The NGV Triennial brings contemporary art, design and architecture into dialogue, offering a visually arresting and thought-provoking view of the world at this time. Featuring major new commissions and recent works that span geography, perspective and genre, the exhibition celebrates the work of some of the world’s most accomplished artists and designers, while also giving voice to emerging practitioners.
Crossing cultures, disciplines and traditional divides, the NGV Triennial seeks to question the status quo of the art and design world through the generation of collaborative projects with positive impacts and long-term legacies. A range of new commissions and initiatives demonstrate that we can use the creative process to create outcomes that are intellectually, socially and aesthetically compelling.
As creative disciplines become increasingly porous and interconnected, new systems, materials and technologies are rapidly changing the ways in which artists and designers can imagine and speculate on the future. Through a series of compelling presentations globally significant practitioners working at the nexus of art, design, science and technology, the NGV Triennial offers an inspirational platform to experience and consider how digital and emerging technologies are transforming the landscape of cultural production and industry. These projects reveal a new cultural paradigm where traditional silos have dissolved into an ever changing and accelerating landscape of creative practice.

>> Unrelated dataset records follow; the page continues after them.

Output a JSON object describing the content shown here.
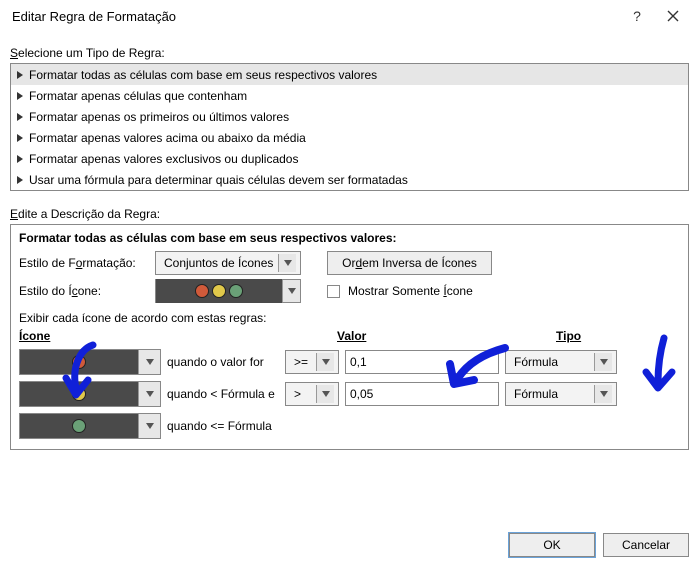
{
  "titlebar": {
    "title": "Editar Regra de Formatação"
  },
  "section_rule_type_label": "Selecione um Tipo de Regra:",
  "rule_types": {
    "r0": "Formatar todas as células com base em seus respectivos valores",
    "r1": "Formatar apenas células que contenham",
    "r2": "Formatar apenas os primeiros ou últimos valores",
    "r3": "Formatar apenas valores acima ou abaixo da média",
    "r4": "Formatar apenas valores exclusivos ou duplicados",
    "r5": "Usar uma fórmula para determinar quais células devem ser formatadas"
  },
  "edit_label": "Edite a Descrição da Regra:",
  "desc_title": "Formatar todas as células com base em seus respectivos valores:",
  "format_style_label": "Estilo de Formatação:",
  "format_style_value": "Conjuntos de Ícones",
  "reverse_btn": "Ordem Inversa de Ícones",
  "icon_style_label": "Estilo do Ícone:",
  "show_icon_only": "Mostrar Somente Ícone",
  "rules_title": "Exibir cada ícone de acordo com estas regras:",
  "hdr_icon": "Ícone",
  "hdr_valor": "Valor",
  "hdr_tipo": "Tipo",
  "rule1": {
    "cond": "quando o valor for",
    "op": ">=",
    "val": "0,1",
    "tipo": "Fórmula"
  },
  "rule2": {
    "cond": "quando < Fórmula e",
    "op": ">",
    "val": "0,05",
    "tipo": "Fórmula"
  },
  "rule3": {
    "cond": "quando <= Fórmula"
  },
  "colors": {
    "red": "#d05a3a",
    "yellow": "#e0c84a",
    "green": "#6aa077"
  },
  "buttons": {
    "ok": "OK",
    "cancel": "Cancelar"
  }
}
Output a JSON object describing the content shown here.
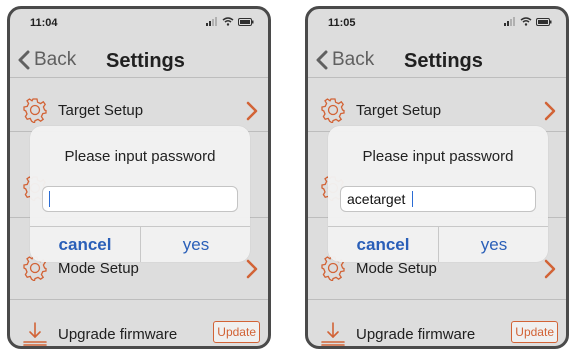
{
  "screens": [
    {
      "status": {
        "time": "11:04"
      },
      "nav": {
        "back_label": "Back",
        "title": "Settings"
      },
      "rows": {
        "target_setup": "Target Setup",
        "mode_setup": "Mode Setup",
        "upgrade_firmware": "Upgrade firmware",
        "update_button": "Update"
      },
      "dialog": {
        "message": "Please input password",
        "input_value": "",
        "cancel_label": "cancel",
        "yes_label": "yes"
      }
    },
    {
      "status": {
        "time": "11:05"
      },
      "nav": {
        "back_label": "Back",
        "title": "Settings"
      },
      "rows": {
        "target_setup": "Target Setup",
        "mode_setup": "Mode Setup",
        "upgrade_firmware": "Upgrade firmware",
        "update_button": "Update"
      },
      "dialog": {
        "message": "Please input password",
        "input_value": "acetarget",
        "cancel_label": "cancel",
        "yes_label": "yes"
      }
    }
  ],
  "icons": {
    "gear": "gear-icon",
    "chevron": "chevron-right-icon",
    "back": "chevron-left-icon",
    "upgrade": "download-tray-icon"
  },
  "colors": {
    "accent_orange": "#e06a3a",
    "dialog_button_blue": "#2a5fb8",
    "background_gray": "#ebebeb"
  }
}
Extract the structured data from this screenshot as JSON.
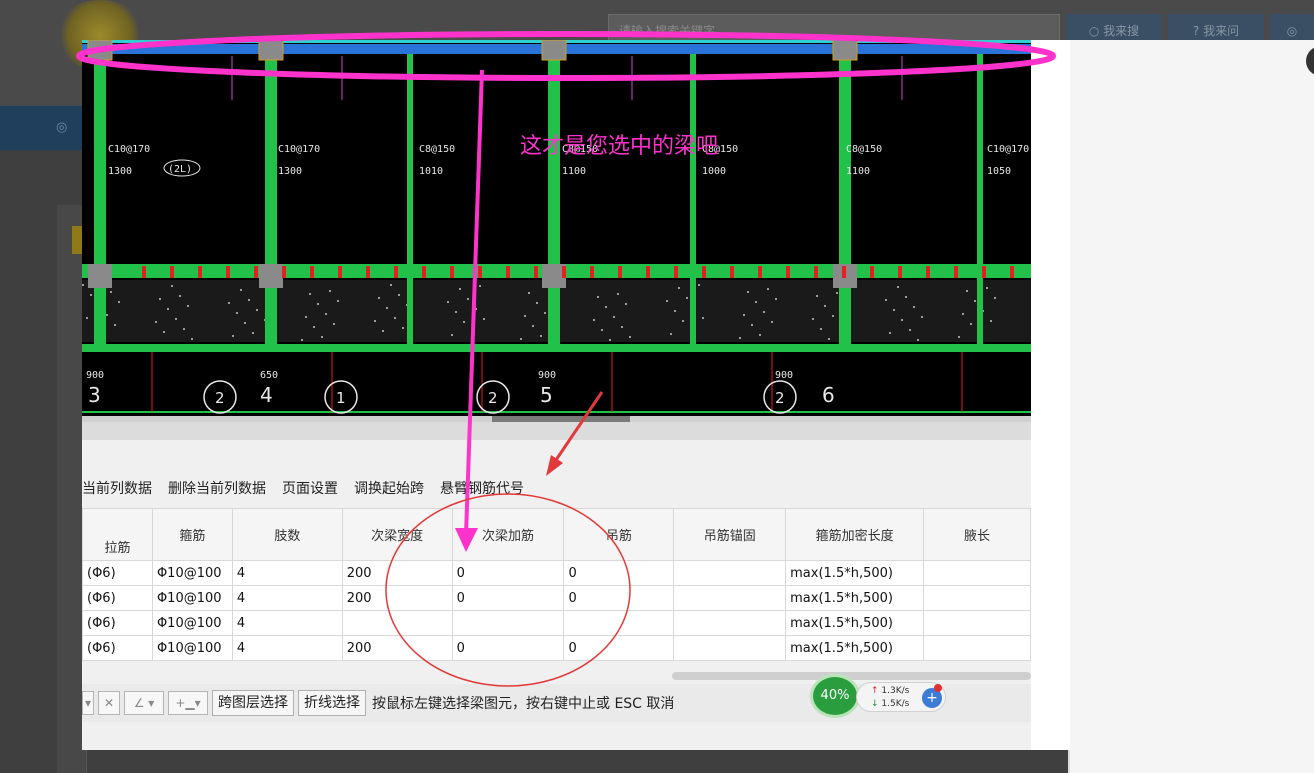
{
  "background": {
    "search_placeholder": "请输入搜索关键字",
    "search_button": "我来搜",
    "ask_button": "我来问",
    "close_glyph": "✕"
  },
  "annotation": {
    "label": "这才是您选中的梁吧",
    "ellipse_color": "#ff33cc",
    "arrow_color": "#ff33cc",
    "circle_color": "#e23a3a"
  },
  "cad": {
    "stirrup_labels": [
      "C10@170",
      "C10@170",
      "C8@150",
      "C8@150",
      "C8@150",
      "C8@150",
      "C10@170"
    ],
    "length_labels": [
      "1300",
      "1300",
      "1010",
      "1100",
      "1000",
      "1100",
      "1050"
    ],
    "axis_labels": [
      "3",
      "4",
      "5",
      "6"
    ],
    "bottom_labels": [
      "900",
      "650",
      "900",
      "900"
    ],
    "circle_tags": [
      "1",
      "2",
      "2",
      "2"
    ],
    "beam_tag": "(2L)"
  },
  "menu": {
    "items": [
      "当前列数据",
      "删除当前列数据",
      "页面设置",
      "调换起始跨",
      "悬臂钢筋代号"
    ]
  },
  "grid": {
    "headers": [
      "拉筋",
      "箍筋",
      "肢数",
      "次梁宽度",
      "次梁加筋",
      "吊筋",
      "吊筋锚固",
      "箍筋加密长度",
      "腋长"
    ],
    "rows": [
      [
        "(Φ6)",
        "Φ10@100",
        "4",
        "200",
        "0",
        "0",
        "",
        "max(1.5*h,500)",
        ""
      ],
      [
        "(Φ6)",
        "Φ10@100",
        "4",
        "200",
        "0",
        "0",
        "",
        "max(1.5*h,500)",
        ""
      ],
      [
        "(Φ6)",
        "Φ10@100",
        "4",
        "",
        "",
        "",
        "",
        "max(1.5*h,500)",
        ""
      ],
      [
        "(Φ6)",
        "Φ10@100",
        "4",
        "200",
        "0",
        "0",
        "",
        "max(1.5*h,500)",
        ""
      ]
    ]
  },
  "toolbar": {
    "layer_select": "跨图层选择",
    "polyline_select": "折线选择",
    "hint": "按鼠标左键选择梁图元，按右键中止或 ESC 取消"
  },
  "network": {
    "percent": "40%",
    "up": "1.3K/s",
    "down": "1.5K/s",
    "plus": "+"
  }
}
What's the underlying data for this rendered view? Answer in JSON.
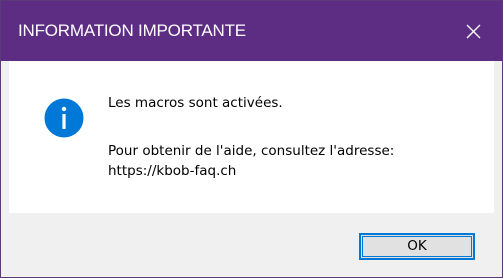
{
  "dialog": {
    "title": "INFORMATION IMPORTANTE",
    "close_icon": "close-icon",
    "icon": "info-icon",
    "message_line1": "Les macros sont activées.",
    "message_line2": "Pour obtenir de l'aide, consultez l'adresse:",
    "message_line3": "https://kbob-faq.ch",
    "ok_label": "OK"
  },
  "colors": {
    "titlebar": "#5c2d82",
    "info_icon": "#0078d7",
    "focus": "#0078d7"
  }
}
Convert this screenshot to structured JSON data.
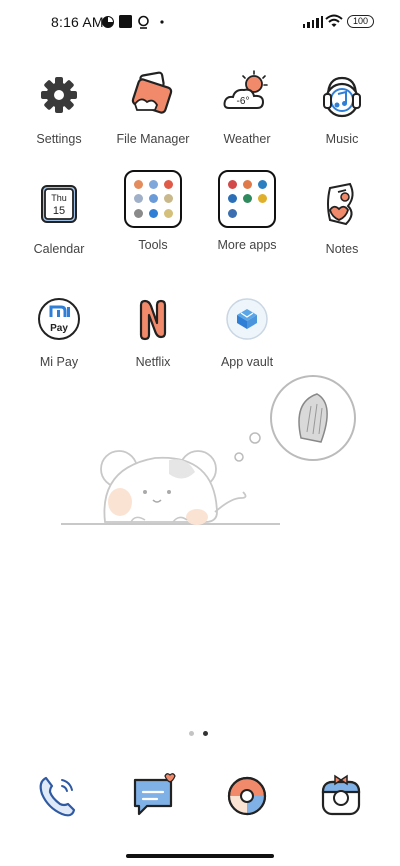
{
  "status_bar": {
    "time": "8:16 AM",
    "battery": "100",
    "icons": [
      "notification-icon",
      "square-icon",
      "assistant-icon",
      "dot-icon",
      "signal-icon",
      "wifi-icon",
      "battery-icon"
    ]
  },
  "apps": [
    {
      "label": "Settings",
      "icon": "gear-icon"
    },
    {
      "label": "File Manager",
      "icon": "folder-icon"
    },
    {
      "label": "Weather",
      "icon": "weather-icon",
      "temp": "-6°"
    },
    {
      "label": "Music",
      "icon": "music-icon"
    },
    {
      "label": "Calendar",
      "icon": "calendar-icon",
      "day": "Thu",
      "date": "15"
    },
    {
      "label": "Tools",
      "icon": "folder-tools-icon"
    },
    {
      "label": "More apps",
      "icon": "folder-more-apps-icon"
    },
    {
      "label": "Notes",
      "icon": "notes-icon"
    },
    {
      "label": "Mi Pay",
      "icon": "mi-pay-icon",
      "text": "Pay"
    },
    {
      "label": "Netflix",
      "icon": "netflix-icon"
    },
    {
      "label": "App vault",
      "icon": "app-vault-icon"
    }
  ],
  "dock": [
    {
      "icon": "phone-icon"
    },
    {
      "icon": "messages-icon"
    },
    {
      "icon": "browser-icon"
    },
    {
      "icon": "camera-icon"
    }
  ],
  "pages": {
    "count": 2,
    "active": 2
  },
  "colors": {
    "accent": "#f08a6b",
    "ink": "#222222",
    "blue": "#2f7fd6",
    "label": "#444444"
  }
}
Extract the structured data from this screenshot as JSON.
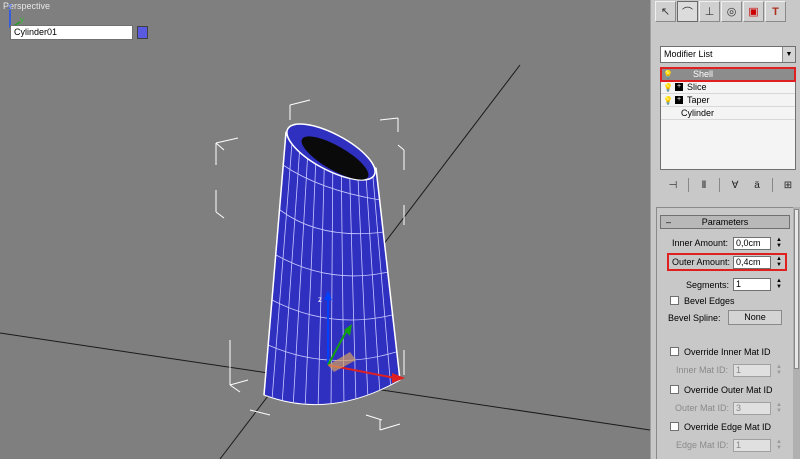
{
  "viewport": {
    "label": "Perspective",
    "axes": {
      "x": "x",
      "y": "y",
      "z": "z"
    }
  },
  "command_panel": {
    "tabs": [
      {
        "name": "create",
        "icon": "cursor-icon"
      },
      {
        "name": "modify",
        "icon": "bend-icon"
      },
      {
        "name": "hierarchy",
        "icon": "hierarchy-icon"
      },
      {
        "name": "motion",
        "icon": "motion-icon"
      },
      {
        "name": "display",
        "icon": "display-icon"
      },
      {
        "name": "utilities",
        "icon": "hammer-icon"
      }
    ],
    "object_name": "Cylinder01",
    "object_color": "#5a5ae0",
    "modifier_list_label": "Modifier List",
    "stack": [
      {
        "label": "Shell",
        "selected": true
      },
      {
        "label": "Slice"
      },
      {
        "label": "Taper"
      },
      {
        "label": "Cylinder"
      }
    ]
  },
  "parameters": {
    "title": "Parameters",
    "inner_amount": {
      "label": "Inner Amount:",
      "value": "0,0cm"
    },
    "outer_amount": {
      "label": "Outer Amount:",
      "value": "0,4cm"
    },
    "segments": {
      "label": "Segments:",
      "value": "1"
    },
    "bevel_edges": {
      "label": "Bevel Edges"
    },
    "bevel_spline": {
      "label": "Bevel Spline:",
      "button": "None"
    },
    "override_inner": {
      "label": "Override Inner Mat ID",
      "id_label": "Inner Mat ID:",
      "value": "1"
    },
    "override_outer": {
      "label": "Override Outer Mat ID",
      "id_label": "Outer Mat ID:",
      "value": "3"
    },
    "override_edge": {
      "label": "Override Edge Mat ID",
      "id_label": "Edge Mat ID:",
      "value": "1"
    }
  },
  "colors": {
    "viewport_bg": "#7f7f7f",
    "mesh": "#3a3ac8",
    "highlight": "#e02020"
  }
}
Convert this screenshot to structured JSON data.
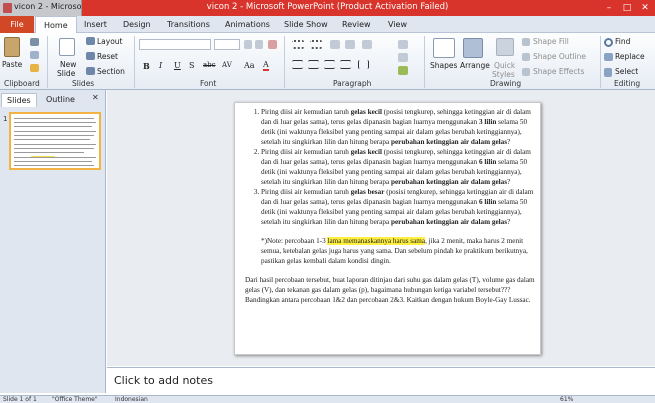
{
  "window": {
    "task_title": "vicon 2 - Microso",
    "title": "vicon 2 - Microsoft PowerPoint (Product Activation Failed)",
    "min": "–",
    "max": "□",
    "close": "✕"
  },
  "ribbon_tabs": [
    "File",
    "Home",
    "Insert",
    "Design",
    "Transitions",
    "Animations",
    "Slide Show",
    "Review",
    "View"
  ],
  "active_tab": "Home",
  "clipboard": {
    "paste": "Paste",
    "label": "Clipboard"
  },
  "slides_group": {
    "new_slide": "New",
    "new_slide2": "Slide",
    "layout": "Layout",
    "reset": "Reset",
    "section": "Section",
    "label": "Slides"
  },
  "font_group": {
    "bold": "B",
    "italic": "I",
    "underline": "U",
    "strike": "S",
    "shadow": "abc",
    "spacing": "AV",
    "case": "Aa",
    "color": "A",
    "label": "Font"
  },
  "paragraph_group": {
    "label": "Paragraph"
  },
  "drawing_group": {
    "shapes": "Shapes",
    "arrange": "Arrange",
    "quick": "Quick",
    "styles": "Styles",
    "fill": "Shape Fill",
    "outline": "Shape Outline",
    "effects": "Shape Effects",
    "label": "Drawing"
  },
  "editing_group": {
    "find": "Find",
    "replace": "Replace",
    "select": "Select",
    "label": "Editing"
  },
  "left_pane": {
    "tab_slides": "Slides",
    "tab_outline": "Outline",
    "close": "✕",
    "slide_number": "1"
  },
  "slide": {
    "items": [
      {
        "a": "Piring diisi air kemudian taruh ",
        "b": "gelas kecil",
        "c": " (posisi tengkurep, sehingga ketinggian air di dalam dan di luar gelas sama), terus gelas dipanasin bagian luarnya menggunakan ",
        "d": "3 lilin",
        "e": " selama 50 detik (ini waktunya fleksibel yang penting sampai air dalam gelas berubah ketinggiannya), setelah itu singkirkan lilin dan hitung berapa ",
        "f": "perubahan ketinggian air dalam gelas",
        "g": "?"
      },
      {
        "a": "Piring diisi air kemudian taruh ",
        "b": "gelas kecil",
        "c": " (posisi tengkurep, sehingga ketinggian air di dalam dan di luar gelas sama), terus gelas dipanasin bagian luarnya menggunakan ",
        "d": "6 lilin",
        "e": " selama 50 detik (ini waktunya fleksibel yang penting sampai air dalam gelas berubah ketinggiannya), setelah itu singkirkan lilin dan hitung berapa ",
        "f": "perubahan ketinggian air dalam gelas",
        "g": "?"
      },
      {
        "a": "Piring diisi air kemudian taruh ",
        "b": "gelas besar",
        "c": " (posisi tengkurep, sehingga ketinggian air di dalam dan di luar gelas sama), terus gelas dipanasin bagian luarnya menggunakan ",
        "d": "6 lilin",
        "e": " selama 50 detik (ini waktunya fleksibel yang penting sampai air dalam gelas berubah ketinggiannya), setelah itu singkirkan lilin dan hitung berapa ",
        "f": "perubahan ketinggian air dalam gelas",
        "g": "?"
      }
    ],
    "note_a": "*)Note: percobaan 1-3 ",
    "note_hl": "lama memanaskannya harus sama",
    "note_b": ", jika 2 menit, maka harus 2 menit semua, ketebalan gelas juga harus yang sama. Dan sebelum pindah ke praktikum berikutnya, pastikan gelas kembali dalam kondisi dingin.",
    "paragraph": "Dari hasil percobaan tersebut, buat laporan ditinjau dari suhu gas dalam gelas (T), volume gas dalam gelas (V), dan tekanan gas dalam gelas (p), bagaimana hubungan ketiga variabel tersebut??? Bandingkan antara percobaan 1&2 dan percobaan 2&3. Kaitkan dengan hukum Boyle-Gay Lussac."
  },
  "notes_placeholder": "Click to add notes",
  "status": {
    "slide": "Slide 1 of 1",
    "theme": "\"Office Theme\"",
    "language": "Indonesian",
    "zoom": "61%"
  }
}
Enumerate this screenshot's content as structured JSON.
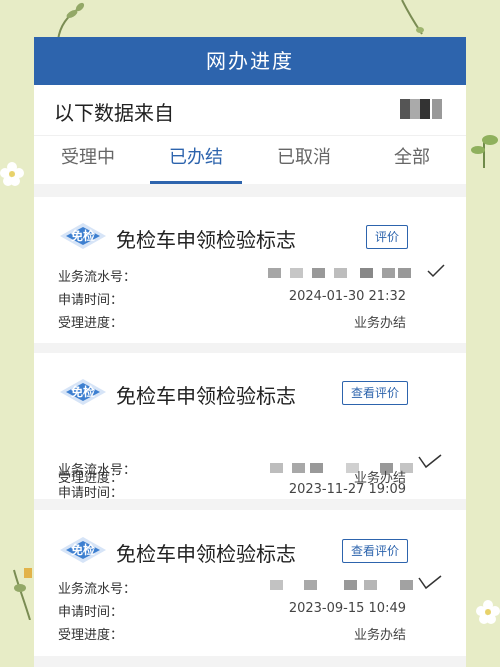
{
  "header": {
    "title": "网办进度"
  },
  "source": {
    "label": "以下数据来自"
  },
  "tabs": [
    {
      "label": "受理中",
      "active": false
    },
    {
      "label": "已办结",
      "active": true
    },
    {
      "label": "已取消",
      "active": false
    },
    {
      "label": "全部",
      "active": false
    }
  ],
  "labels": {
    "serial": "业务流水号：",
    "apply_time": "申请时间：",
    "progress": "受理进度："
  },
  "records": [
    {
      "badge": "免检",
      "title": "免检车申领检验标志",
      "action": "评价",
      "apply_time": "2024-01-30 21:32",
      "progress": "业务办结"
    },
    {
      "badge": "免检",
      "title": "免检车申领检验标志",
      "action": "查看评价",
      "apply_time": "2023-11-27 19:09",
      "progress": "业务办结"
    },
    {
      "badge": "免检",
      "title": "免检车申领检验标志",
      "action": "查看评价",
      "apply_time": "2023-09-15 10:49",
      "progress": "业务办结"
    }
  ],
  "colors": {
    "primary": "#2d64ad",
    "background": "#e7ecc6",
    "badge": "#3d7fd0"
  },
  "icons": [
    "check-icon",
    "badge-diamond-icon",
    "flower-icon",
    "leaf-icon"
  ]
}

Unique across the world, the NGV Triennial presents globally significant projects which demonstrate the extraordinary intersection between contemporary art, design and architecture. The adoption of this model rapidly established the NGV Triennial, occurring every three years, as an important contributor to international discourse and collaboration while reinforcing a connection between Melbourne and the broader global community.
Including Indigenous artists Tony Albert, Megan Cope, Steven Rhall, Hannah Brontë, Vicki West, Glenda Nicholls and Dhambit Munuŋgurr.